Greg Abel a dirigé sa première assemblée générale à Omaha avec une approche résolument technique, décontenançant une partie du public venu chercher l’ambiance festive de l’ère Buffett-Munger.
C’est sous une banderole célébrant les 60 années de Warren Buffett à la tête de Berkshire Hathaway que Greg Abel a ouvert, samedi 2 mai, son premier grand rendez‑vous avec les actionnaires.

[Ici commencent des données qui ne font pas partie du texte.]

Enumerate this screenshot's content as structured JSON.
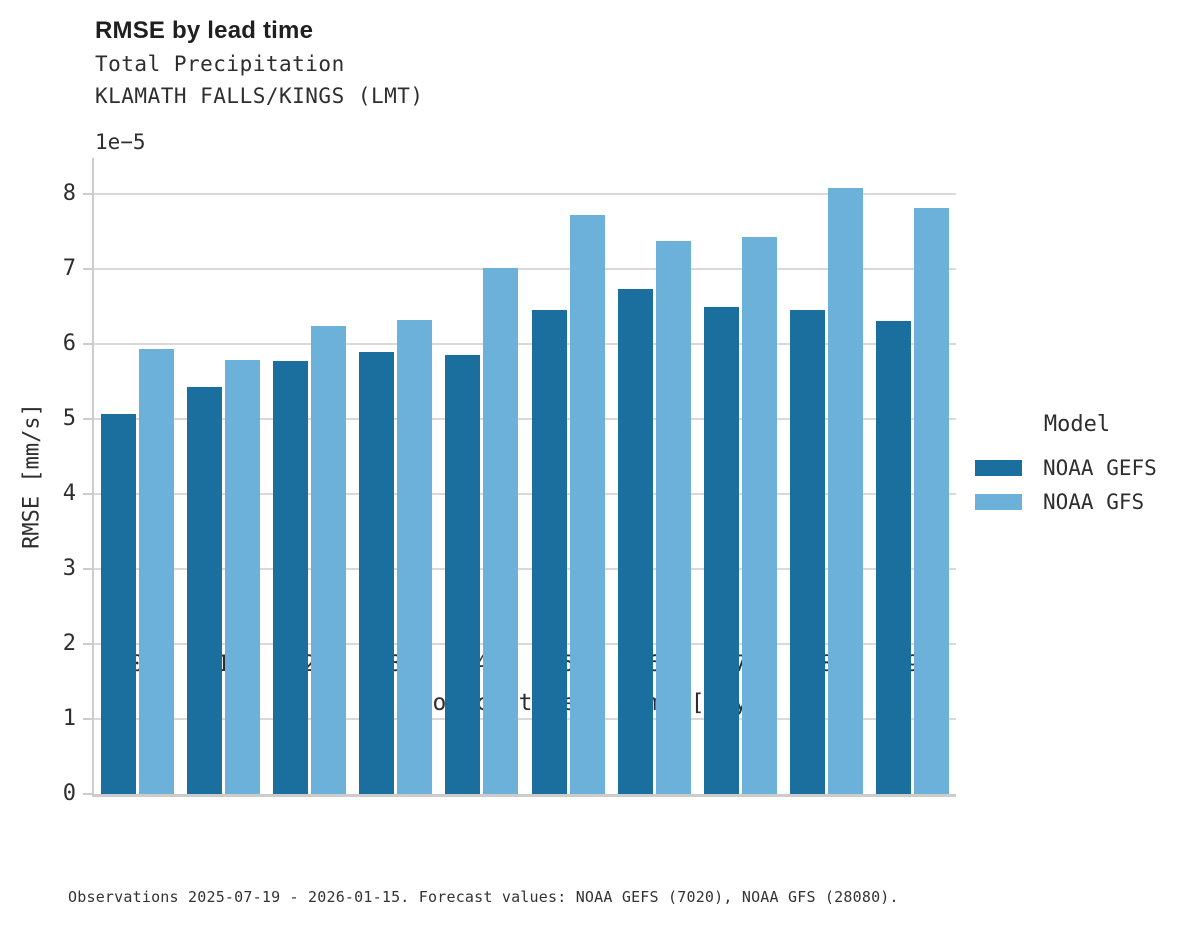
{
  "header": {
    "title": "RMSE by lead time",
    "subtitle_line1": "Total Precipitation",
    "subtitle_line2": "KLAMATH FALLS/KINGS (LMT)"
  },
  "axes": {
    "y_offset_label": "1e−5",
    "y_label": "RMSE [mm/s]",
    "x_label": "Forecast lead time [days]"
  },
  "legend": {
    "title": "Model",
    "entries": [
      {
        "label": "NOAA GEFS",
        "color": "#1b6f9f"
      },
      {
        "label": "NOAA GFS",
        "color": "#6cb1d9"
      }
    ]
  },
  "caption": "Observations 2025-07-19 - 2026-01-15. Forecast values: NOAA GEFS (7020), NOAA GFS (28080).",
  "colors": {
    "gefs_bar": "#1b6f9f",
    "gfs_bar": "#6cb1d9",
    "gridline": "#d9d9d9",
    "spine": "#cccccc",
    "text": "#2e2e2e"
  },
  "chart_data": {
    "type": "bar",
    "title": "RMSE by lead time",
    "subtitle": [
      "Total Precipitation",
      "KLAMATH FALLS/KINGS (LMT)"
    ],
    "xlabel": "Forecast lead time [days]",
    "ylabel": "RMSE [mm/s]",
    "value_scale": "1e-5",
    "categories": [
      0,
      1,
      2,
      3,
      4,
      5,
      6,
      7,
      8,
      9
    ],
    "series": [
      {
        "name": "NOAA GEFS",
        "color": "#1b6f9f",
        "values_x1e5": [
          5.07,
          5.43,
          5.77,
          5.89,
          5.86,
          6.46,
          6.73,
          6.5,
          6.46,
          6.31
        ]
      },
      {
        "name": "NOAA GFS",
        "color": "#6cb1d9",
        "values_x1e5": [
          5.94,
          5.79,
          6.24,
          6.32,
          7.02,
          7.72,
          7.38,
          7.43,
          8.08,
          7.81
        ]
      }
    ],
    "ylim_x1e5": [
      0,
      8.5
    ],
    "yticks_x1e5": [
      0,
      1,
      2,
      3,
      4,
      5,
      6,
      7,
      8
    ],
    "grid": "horizontal",
    "legend_position": "center-right"
  }
}
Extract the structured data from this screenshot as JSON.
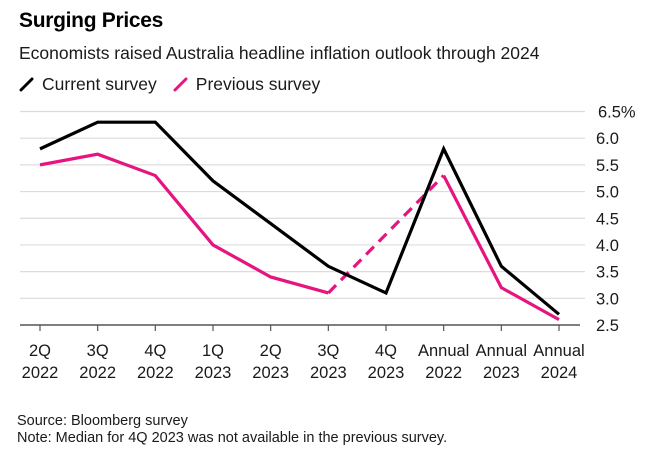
{
  "header": {
    "title": "Surging Prices",
    "subtitle": "Economists raised Australia headline inflation outlook through 2024"
  },
  "legend": [
    {
      "label": "Current survey",
      "color": "#000000",
      "icon": "slash-line-icon"
    },
    {
      "label": "Previous survey",
      "color": "#e6147f",
      "icon": "slash-line-icon"
    }
  ],
  "footer": {
    "source": "Source: Bloomberg survey",
    "note": "Note: Median for 4Q 2023 was not available in the previous survey."
  },
  "chart_data": {
    "type": "line",
    "title": "Surging Prices",
    "subtitle": "Economists raised Australia headline inflation outlook through 2024",
    "xlabel": "",
    "ylabel": "",
    "categories": [
      [
        "2Q",
        "2022"
      ],
      [
        "3Q",
        "2022"
      ],
      [
        "4Q",
        "2022"
      ],
      [
        "1Q",
        "2023"
      ],
      [
        "2Q",
        "2023"
      ],
      [
        "3Q",
        "2023"
      ],
      [
        "4Q",
        "2023"
      ],
      [
        "Annual",
        "2022"
      ],
      [
        "Annual",
        "2023"
      ],
      [
        "Annual",
        "2024"
      ]
    ],
    "yticks": [
      "6.5%",
      "6.0",
      "5.5",
      "5.0",
      "4.5",
      "4.0",
      "3.5",
      "3.0",
      "2.5"
    ],
    "ytick_values": [
      6.5,
      6.0,
      5.5,
      5.0,
      4.5,
      4.0,
      3.5,
      3.0,
      2.5
    ],
    "ylim": [
      2.5,
      6.5
    ],
    "y_axis_side": "right",
    "grid": true,
    "legend_position": "top-left",
    "series": [
      {
        "name": "Current survey",
        "color": "#000000",
        "values": [
          5.8,
          6.3,
          6.3,
          5.2,
          4.4,
          3.6,
          3.1,
          5.8,
          3.6,
          2.7
        ]
      },
      {
        "name": "Previous survey",
        "color": "#e6147f",
        "values": [
          5.5,
          5.7,
          5.3,
          4.0,
          3.4,
          3.1,
          null,
          5.3,
          3.2,
          2.6
        ],
        "dashed_bridge": {
          "from_index": 5,
          "to_index": 7,
          "note": "4Q 2023 not available; dashed connector"
        }
      }
    ]
  }
}
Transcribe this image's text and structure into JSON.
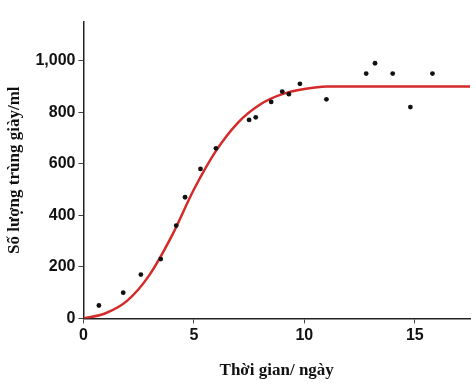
{
  "chart_data": {
    "type": "scatter",
    "x_label": "Thời gian/ ngày",
    "y_label": "Số lượng trùng giày/ml",
    "xlim": [
      0,
      17.5
    ],
    "xticks": [
      0,
      5,
      10,
      15
    ],
    "ylim": [
      0,
      1150
    ],
    "yticks": [
      0,
      200,
      400,
      600,
      800,
      {
        "value": 1000,
        "label": "1,000"
      }
    ],
    "grid": false,
    "series": [
      {
        "type": "scatter",
        "color": "#111111",
        "marker": "circle",
        "x": [
          0.7,
          1.8,
          2.6,
          3.5,
          4.2,
          4.6,
          5.3,
          6.0,
          7.5,
          7.8,
          8.5,
          9.0,
          9.3,
          9.8,
          11.0,
          12.8,
          13.2,
          14.0,
          14.8,
          15.8
        ],
        "values": [
          50,
          100,
          170,
          230,
          360,
          470,
          580,
          660,
          770,
          780,
          840,
          880,
          870,
          910,
          850,
          950,
          990,
          950,
          820,
          950
        ]
      },
      {
        "type": "line",
        "color": "#d42a2a",
        "line_style": "solid",
        "x": [
          0,
          1,
          2,
          3,
          4,
          5,
          6,
          7,
          8,
          9,
          10,
          11,
          12,
          13,
          14,
          15,
          16,
          17.5
        ],
        "values": [
          0,
          20,
          70,
          170,
          320,
          500,
          650,
          760,
          830,
          870,
          890,
          900,
          900,
          900,
          900,
          900,
          900,
          900
        ]
      }
    ]
  }
}
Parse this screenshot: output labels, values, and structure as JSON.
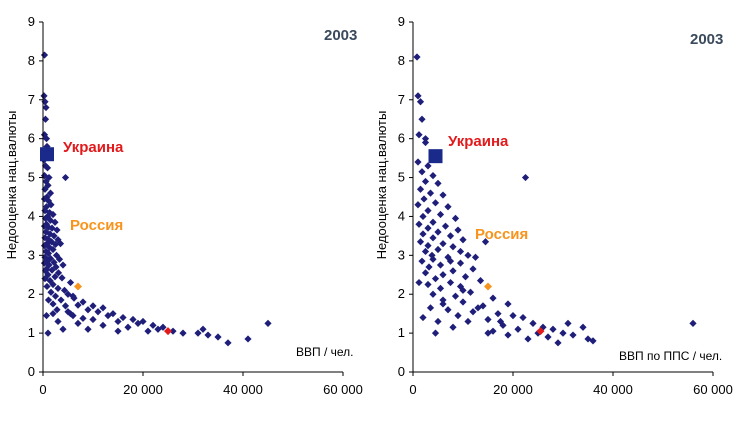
{
  "chart_data": [
    {
      "type": "scatter",
      "year_label": "2003",
      "xlabel": "ВВП / чел.",
      "ylabel": "Недооценка нац.валюты",
      "xlim": [
        0,
        60000
      ],
      "ylim": [
        0,
        9
      ],
      "x_ticks": [
        "0",
        "20 000",
        "40 000",
        "60 000"
      ],
      "y_ticks": [
        "0",
        "1",
        "2",
        "3",
        "4",
        "5",
        "6",
        "7",
        "8",
        "9"
      ],
      "colors": {
        "main": "#1f1f7a",
        "ukraine": "#e31a1c",
        "russia": "#f7941d",
        "highlight": "#e31a1c",
        "year": "#3a4a5c"
      },
      "highlights": {
        "ukraine": {
          "label": "Украина",
          "x": 800,
          "y": 5.6
        },
        "russia": {
          "label": "Россия",
          "x": 7000,
          "y": 2.2
        },
        "red_point": {
          "x": 25000,
          "y": 1.05
        }
      },
      "points": [
        [
          300,
          8.15
        ],
        [
          200,
          7.1
        ],
        [
          400,
          6.95
        ],
        [
          600,
          6.8
        ],
        [
          500,
          6.5
        ],
        [
          300,
          6.1
        ],
        [
          700,
          6.0
        ],
        [
          800,
          5.8
        ],
        [
          200,
          5.45
        ],
        [
          500,
          5.3
        ],
        [
          900,
          5.25
        ],
        [
          300,
          5.05
        ],
        [
          1200,
          5.0
        ],
        [
          600,
          4.9
        ],
        [
          1000,
          4.8
        ],
        [
          400,
          4.7
        ],
        [
          1500,
          4.6
        ],
        [
          800,
          4.5
        ],
        [
          300,
          4.45
        ],
        [
          1100,
          4.4
        ],
        [
          1600,
          4.3
        ],
        [
          700,
          4.25
        ],
        [
          400,
          4.15
        ],
        [
          1300,
          4.1
        ],
        [
          2000,
          4.05
        ],
        [
          900,
          4.0
        ],
        [
          500,
          3.95
        ],
        [
          1500,
          3.9
        ],
        [
          2400,
          3.85
        ],
        [
          700,
          3.8
        ],
        [
          300,
          3.75
        ],
        [
          1100,
          3.72
        ],
        [
          1800,
          3.7
        ],
        [
          2800,
          3.65
        ],
        [
          600,
          3.6
        ],
        [
          1400,
          3.55
        ],
        [
          2200,
          3.5
        ],
        [
          400,
          3.45
        ],
        [
          1000,
          3.42
        ],
        [
          3000,
          3.4
        ],
        [
          1700,
          3.35
        ],
        [
          800,
          3.3
        ],
        [
          2500,
          3.28
        ],
        [
          300,
          3.25
        ],
        [
          1300,
          3.2
        ],
        [
          3500,
          3.3
        ],
        [
          2000,
          3.15
        ],
        [
          600,
          3.1
        ],
        [
          1100,
          3.05
        ],
        [
          2700,
          3.0
        ],
        [
          400,
          2.95
        ],
        [
          1500,
          2.92
        ],
        [
          3300,
          2.9
        ],
        [
          900,
          2.85
        ],
        [
          2200,
          2.82
        ],
        [
          300,
          2.8
        ],
        [
          1200,
          2.75
        ],
        [
          4000,
          2.75
        ],
        [
          2600,
          2.7
        ],
        [
          700,
          2.65
        ],
        [
          1800,
          2.62
        ],
        [
          500,
          2.6
        ],
        [
          3100,
          2.55
        ],
        [
          1000,
          2.5
        ],
        [
          2400,
          2.45
        ],
        [
          3800,
          2.42
        ],
        [
          400,
          2.4
        ],
        [
          1400,
          2.35
        ],
        [
          5500,
          2.3
        ],
        [
          2000,
          2.25
        ],
        [
          800,
          2.2
        ],
        [
          3000,
          2.15
        ],
        [
          4300,
          2.1
        ],
        [
          1600,
          2.05
        ],
        [
          5000,
          2.0
        ],
        [
          2500,
          1.95
        ],
        [
          6200,
          1.9
        ],
        [
          1100,
          1.85
        ],
        [
          3600,
          1.85
        ],
        [
          8000,
          1.8
        ],
        [
          7000,
          1.72
        ],
        [
          4500,
          1.7
        ],
        [
          10000,
          1.7
        ],
        [
          12000,
          1.65
        ],
        [
          9000,
          1.6
        ],
        [
          5000,
          1.55
        ],
        [
          11000,
          1.55
        ],
        [
          14000,
          1.5
        ],
        [
          2000,
          1.5
        ],
        [
          6000,
          1.45
        ],
        [
          13000,
          1.45
        ],
        [
          16000,
          1.4
        ],
        [
          8000,
          1.38
        ],
        [
          10000,
          1.35
        ],
        [
          18000,
          1.35
        ],
        [
          15000,
          1.3
        ],
        [
          3000,
          1.3
        ],
        [
          7000,
          1.25
        ],
        [
          20000,
          1.3
        ],
        [
          22000,
          1.2
        ],
        [
          12000,
          1.2
        ],
        [
          24000,
          1.15
        ],
        [
          17000,
          1.15
        ],
        [
          9000,
          1.1
        ],
        [
          4000,
          1.1
        ],
        [
          26000,
          1.05
        ],
        [
          21000,
          1.05
        ],
        [
          15000,
          1.05
        ],
        [
          28000,
          1.0
        ],
        [
          31000,
          1.0
        ],
        [
          33000,
          0.95
        ],
        [
          1000,
          1.0
        ],
        [
          35000,
          0.9
        ],
        [
          37000,
          0.75
        ],
        [
          41000,
          0.85
        ],
        [
          45000,
          1.25
        ],
        [
          32000,
          1.1
        ],
        [
          23000,
          1.1
        ],
        [
          19000,
          1.25
        ],
        [
          700,
          1.45
        ],
        [
          4500,
          5.0
        ],
        [
          2000,
          1.75
        ],
        [
          6000,
          1.95
        ],
        [
          2800,
          1.6
        ],
        [
          5500,
          1.5
        ]
      ]
    },
    {
      "type": "scatter",
      "year_label": "2003",
      "xlabel": "ВВП по ППС / чел.",
      "ylabel": "Недооценка нац.валюты",
      "xlim": [
        0,
        60000
      ],
      "ylim": [
        0,
        9
      ],
      "x_ticks": [
        "0",
        "20 000",
        "40 000",
        "60 000"
      ],
      "y_ticks": [
        "0",
        "1",
        "2",
        "3",
        "4",
        "5",
        "6",
        "7",
        "8",
        "9"
      ],
      "colors": {
        "main": "#1f1f7a",
        "ukraine": "#e31a1c",
        "russia": "#f7941d",
        "highlight": "#e31a1c",
        "year": "#3a4a5c"
      },
      "highlights": {
        "ukraine": {
          "label": "Украина",
          "x": 4500,
          "y": 5.55
        },
        "russia": {
          "label": "Россия",
          "x": 15000,
          "y": 2.2
        },
        "red_point": {
          "x": 25500,
          "y": 1.05
        }
      },
      "points": [
        [
          800,
          8.1
        ],
        [
          1000,
          7.1
        ],
        [
          1500,
          6.95
        ],
        [
          1800,
          6.5
        ],
        [
          1200,
          6.1
        ],
        [
          2500,
          5.9
        ],
        [
          1000,
          5.4
        ],
        [
          3000,
          5.3
        ],
        [
          1800,
          5.15
        ],
        [
          4000,
          5.05
        ],
        [
          2500,
          4.9
        ],
        [
          5000,
          4.85
        ],
        [
          1500,
          4.7
        ],
        [
          3500,
          4.6
        ],
        [
          6000,
          4.55
        ],
        [
          2200,
          4.45
        ],
        [
          4500,
          4.35
        ],
        [
          1000,
          4.3
        ],
        [
          7000,
          4.25
        ],
        [
          3000,
          4.15
        ],
        [
          5500,
          4.05
        ],
        [
          2000,
          4.0
        ],
        [
          8500,
          3.95
        ],
        [
          4000,
          3.85
        ],
        [
          1200,
          3.8
        ],
        [
          6500,
          3.75
        ],
        [
          3000,
          3.7
        ],
        [
          9000,
          3.65
        ],
        [
          5000,
          3.6
        ],
        [
          2000,
          3.55
        ],
        [
          7500,
          3.5
        ],
        [
          4000,
          3.45
        ],
        [
          10000,
          3.4
        ],
        [
          1500,
          3.35
        ],
        [
          6000,
          3.3
        ],
        [
          3000,
          3.25
        ],
        [
          8000,
          3.22
        ],
        [
          5000,
          3.15
        ],
        [
          2500,
          3.1
        ],
        [
          11000,
          3.0
        ],
        [
          7000,
          2.95
        ],
        [
          4000,
          2.9
        ],
        [
          1800,
          2.85
        ],
        [
          9500,
          2.8
        ],
        [
          5500,
          2.75
        ],
        [
          3200,
          2.7
        ],
        [
          12000,
          2.65
        ],
        [
          8000,
          2.6
        ],
        [
          2500,
          2.55
        ],
        [
          6000,
          2.5
        ],
        [
          10500,
          2.45
        ],
        [
          4500,
          2.4
        ],
        [
          13500,
          2.35
        ],
        [
          7500,
          2.3
        ],
        [
          3000,
          2.25
        ],
        [
          9500,
          2.2
        ],
        [
          5500,
          2.15
        ],
        [
          11500,
          2.05
        ],
        [
          4000,
          2.0
        ],
        [
          8500,
          1.95
        ],
        [
          16000,
          1.9
        ],
        [
          6000,
          1.85
        ],
        [
          10000,
          1.8
        ],
        [
          19000,
          1.75
        ],
        [
          14000,
          1.7
        ],
        [
          3500,
          1.65
        ],
        [
          7000,
          1.6
        ],
        [
          12000,
          1.55
        ],
        [
          17000,
          1.5
        ],
        [
          9000,
          1.45
        ],
        [
          20000,
          1.45
        ],
        [
          22000,
          1.4
        ],
        [
          15000,
          1.35
        ],
        [
          5000,
          1.3
        ],
        [
          11000,
          1.3
        ],
        [
          24000,
          1.25
        ],
        [
          18000,
          1.2
        ],
        [
          26000,
          1.15
        ],
        [
          8000,
          1.15
        ],
        [
          21000,
          1.1
        ],
        [
          28000,
          1.1
        ],
        [
          16000,
          1.05
        ],
        [
          30000,
          1.0
        ],
        [
          25000,
          1.0
        ],
        [
          32000,
          0.95
        ],
        [
          19000,
          0.95
        ],
        [
          27000,
          0.9
        ],
        [
          35000,
          0.85
        ],
        [
          23000,
          0.85
        ],
        [
          36000,
          0.8
        ],
        [
          4500,
          1.0
        ],
        [
          15000,
          1.0
        ],
        [
          29000,
          0.75
        ],
        [
          56000,
          1.25
        ],
        [
          22500,
          5.0
        ],
        [
          6000,
          1.75
        ],
        [
          13000,
          1.65
        ],
        [
          2000,
          1.4
        ],
        [
          9500,
          3.1
        ],
        [
          14500,
          3.35
        ],
        [
          2500,
          6.0
        ],
        [
          10000,
          2.1
        ],
        [
          7500,
          2.85
        ],
        [
          31000,
          1.25
        ],
        [
          34000,
          1.15
        ],
        [
          1200,
          2.3
        ],
        [
          3800,
          3.0
        ],
        [
          12500,
          2.95
        ],
        [
          17500,
          1.3
        ]
      ]
    }
  ]
}
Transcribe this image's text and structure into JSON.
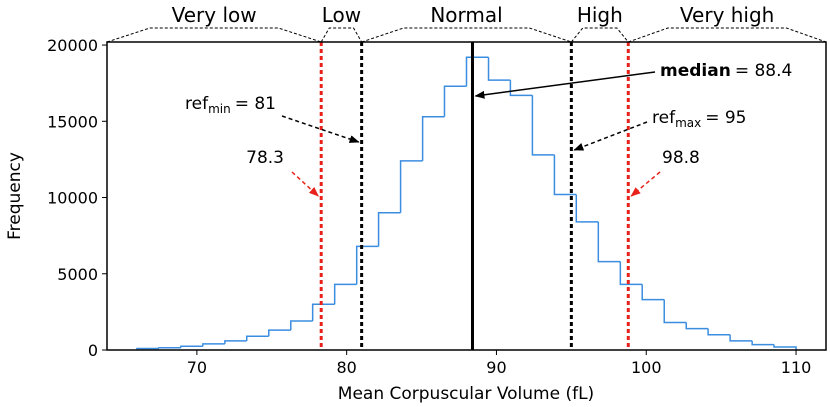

À 63 ans, le nouveau directeur général du conglomérat américain a lancé l’assemblée annuelle d’Omaha dans un contexte particulièrement scruté, son prédécesseur – resté président du conseil d’administration – étant installé au premier rang parmi les membres du board.
Difficile de savoir si Buffett a savouré l’instant, mais le changement de ton n’a pas tardé à se faire sentir, comme le rapporte Bloomberg dans son compte rendu de ce grand raout des investisseurs de Berkshire Hathaway.
Là où Buffett excellait dans les anecdotes savoureuses et les métaphores accessibles, Abel est entré d’emblée dans le détail opérationnel des différentes filiales du groupe. Pour les observateurs avertis, cette nouvelle approche plus technique n’avait rien de déplaisant.
L’assurance, colonne vertébrale d’un empire
« C’était presque comme une conférence téléphonique d’entreprise, ce qui aurait été formidable sur une base régulière« , souligne l’analyste Matthew Palazola de Bloomberg Intelligence. Cette ligne de conduite reflète le poids central de l’assurance dans l’ensemble Berkshire. Le segment représente environ 30% des bénéfices et constitue le cœur du modèle économique.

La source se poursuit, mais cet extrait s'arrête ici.